The authors implemented this methodology through:

  • Data Sources and Processing: Utilization of a comprehensive dataset from Flatiron Health, containing over two million active cancer patients. The paper focused on structured and unstructured data elements to facilitate its algorithm.
  • Model Training: A logistic regression model with a term-frequency inverse-document-frequency (TF-IDF) feature extraction technique was trained on a large subset of identified breast cancer cases. The model demonstrated remarkable performance, achieving an AUC of 0.976.
  • Bias Analysis: The paper evaluated potential biases by comparing demographic and clinical characteristics between the MACS-derived cohort and the reference standard, alongside outcome analyses such as overall survival (OS) based on hormone receptor and HER2 status.

Results and Implications

The application of MACS yielded an abstraction efficiency gain of 77.9%, with a sensitivity rate of 96.0%, indicating significant reductions in manual chart review workload while retaining a high degree of cohort accuracy. Importantly, the Bias Analysis confirmed no clinically meaningful biases in the demographic or clinical characteristics between the MACS cohort and the reference standard.
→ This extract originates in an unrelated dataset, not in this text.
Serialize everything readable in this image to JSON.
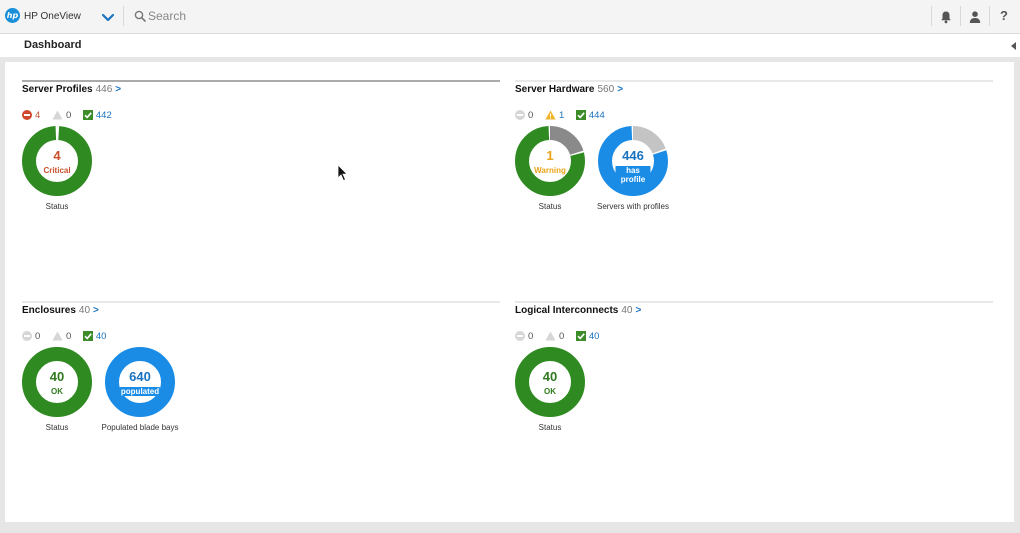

The methodological implications of this work are pronounced, particularly in improving the precision and scalability of cohort selection processes in oncology research. MACS provides a robust framework capable of responding to the intricacies of EHR data, facilitating large-scale research endeavors by alleviating human resource constraints.

Future Directions

This research paves the way for further development and application of MACS in other domains beyond oncology and can evolve to accommodate longitudinal cohort selection through real-time EHR data updates. The scalability of MACS presents opportunities across various disease states where unstructured data significantly contributes to patient characterization.

Conclusion

The paper presents a structured methodology to tackle one of the prevailing challenges in utilizing EHR data for research purposes: the efficient and accurate selection of patient cohorts. Through the integration of ML approaches with detailed bias analysis, MACS advances the field by mitigating the introduction of bias, thus enabling confident and methodologically sound utilization of unstructured EHR data in oncology outcomes research.